Kein moderner Mensch ist allein lebensfähig, mindestens ein Ort zum Einkaufen von nicht selbst angebauten und geernteten Lebensmitteln muss es schon sein.

 

Fr. B-G macht eben (wie schon ihr Doktorvater) aus der ontologischen Würde eine akzidentelle. Und das ist das gefährliche.

Geschrieben (bearbeitet)
vor 31 Minuten schrieb rorro:

Fr. B-G macht eben (wie schon ihr Doktorvater) aus der ontologischen Würde eine akzidentelle. Und das ist das gefährliche.

Sie würde das vermutlich gar nicht in solchen Begriffskategorien ausdrücken, weil "akzidentiell" ja auf der anderen Seite ein Wesen voraussetzt. Ihr sprach-logisches Denken beruht dagegen auf einem Nominalismus, der letztendlich nur die Differenzierung zwischen Materie und gedanklich-sprachlichen Konstrukten braucht.

bearbeitet von SteRo
Geschrieben

Ich fürchte,dass die angebliche Haltung nu ein Aufhänger war,um politische Spaltung zu provozieren.

Leider haben auch Bischöfe die falschen Behauptungen geglaubt.

 

Was Frau B.G. selbst zum Thena denkt,hat sie gesagt.

Ich bin da persönlich anderer Meinung.

 

Aber ihre diesbezügliche Haltung hat nichts mit ihrer Qualifikation  zu tun.

 

Ob sie weiterhin kandidieren will,müsste sie mMn selbst entscheiden. 

 

Für mich ist das Ganze eher eine Warnung sauberer zu rechneten,nicht auf falsche Behaptungen reinzufallen und- innerhalb der Parteien- vor Wahlen sorgfältiger zu kommunizieren.
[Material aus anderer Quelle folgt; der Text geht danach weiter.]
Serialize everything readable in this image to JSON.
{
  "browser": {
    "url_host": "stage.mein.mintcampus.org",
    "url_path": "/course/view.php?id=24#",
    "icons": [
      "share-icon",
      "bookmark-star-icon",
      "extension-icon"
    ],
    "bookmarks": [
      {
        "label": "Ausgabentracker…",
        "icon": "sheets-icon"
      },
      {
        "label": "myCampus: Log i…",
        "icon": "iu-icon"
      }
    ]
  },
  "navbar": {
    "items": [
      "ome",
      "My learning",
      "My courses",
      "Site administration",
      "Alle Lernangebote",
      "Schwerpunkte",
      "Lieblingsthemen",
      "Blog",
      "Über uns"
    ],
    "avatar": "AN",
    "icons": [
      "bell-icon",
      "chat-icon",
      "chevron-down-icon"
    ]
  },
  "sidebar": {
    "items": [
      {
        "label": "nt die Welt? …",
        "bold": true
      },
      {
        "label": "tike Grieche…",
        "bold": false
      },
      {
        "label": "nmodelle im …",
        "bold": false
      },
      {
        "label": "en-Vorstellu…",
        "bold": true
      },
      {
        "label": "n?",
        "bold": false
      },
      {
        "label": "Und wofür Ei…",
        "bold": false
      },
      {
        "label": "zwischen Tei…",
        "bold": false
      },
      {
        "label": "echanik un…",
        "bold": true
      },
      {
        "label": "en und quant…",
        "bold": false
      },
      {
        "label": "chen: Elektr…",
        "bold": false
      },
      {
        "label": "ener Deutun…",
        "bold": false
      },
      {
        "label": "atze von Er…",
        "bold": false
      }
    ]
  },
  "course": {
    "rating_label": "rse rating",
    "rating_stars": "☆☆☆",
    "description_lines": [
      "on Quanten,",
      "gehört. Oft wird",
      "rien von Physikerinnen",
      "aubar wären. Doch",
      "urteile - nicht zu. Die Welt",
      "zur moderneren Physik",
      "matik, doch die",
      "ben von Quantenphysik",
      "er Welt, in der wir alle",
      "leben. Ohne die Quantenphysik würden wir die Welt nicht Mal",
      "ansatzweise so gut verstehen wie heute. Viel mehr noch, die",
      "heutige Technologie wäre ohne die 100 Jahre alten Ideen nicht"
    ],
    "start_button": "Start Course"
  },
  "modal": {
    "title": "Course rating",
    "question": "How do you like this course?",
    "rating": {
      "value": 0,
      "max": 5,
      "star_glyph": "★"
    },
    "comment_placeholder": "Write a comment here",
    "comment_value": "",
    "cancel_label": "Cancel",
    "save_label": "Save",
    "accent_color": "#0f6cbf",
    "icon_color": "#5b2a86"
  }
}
Ob nun Kanzler oder Verfassungsrichter. .

Geschrieben

Wenn du wasvon mir wissen willst,ist eine Markierung ider ein Zitat hilfreich. 

 

Ganz ehrlich denke ich,dass zu dem Fall schon mehr als Alles von mehr als Jedem gesagt wurde.

Aber da du fragst...

 

In wohl eher rechten Internetseiten wurde behauptet,sie befürworte Abtreibung bis zur Geburt.

Das stimmt nicht.

Ein Bischof( Bamberg?) hat sich ja deswegen auch entschuldigt. 

 

Dann gab es noch Plagiatsvorwürfe,die sich als haltlos erwiesen haben.

Geschrieben
vor 22 Stunden schrieb mn1217:

In wohl eher rechten Internetseiten wurde behauptet,sie befürworte Abtreibung bis zur Geburt.

Wenn ich die volle Menschenwürde erst nach der Geburt zubillige, ist die Tür dahin (Abtreibung bis zur Geburt) ein Stück weit geöffnet.

 

In der üblichen Simplifizierungsmanier wurde daraus dann, sie hätte das befürwortet, was so wohl nicht stimmt.

 

Aber, ich hab es schon oft gesagt, auch hier ist wieder die Gretchenfrage, was denn diese ominöse „Menschenwürde“ überhaupt ist.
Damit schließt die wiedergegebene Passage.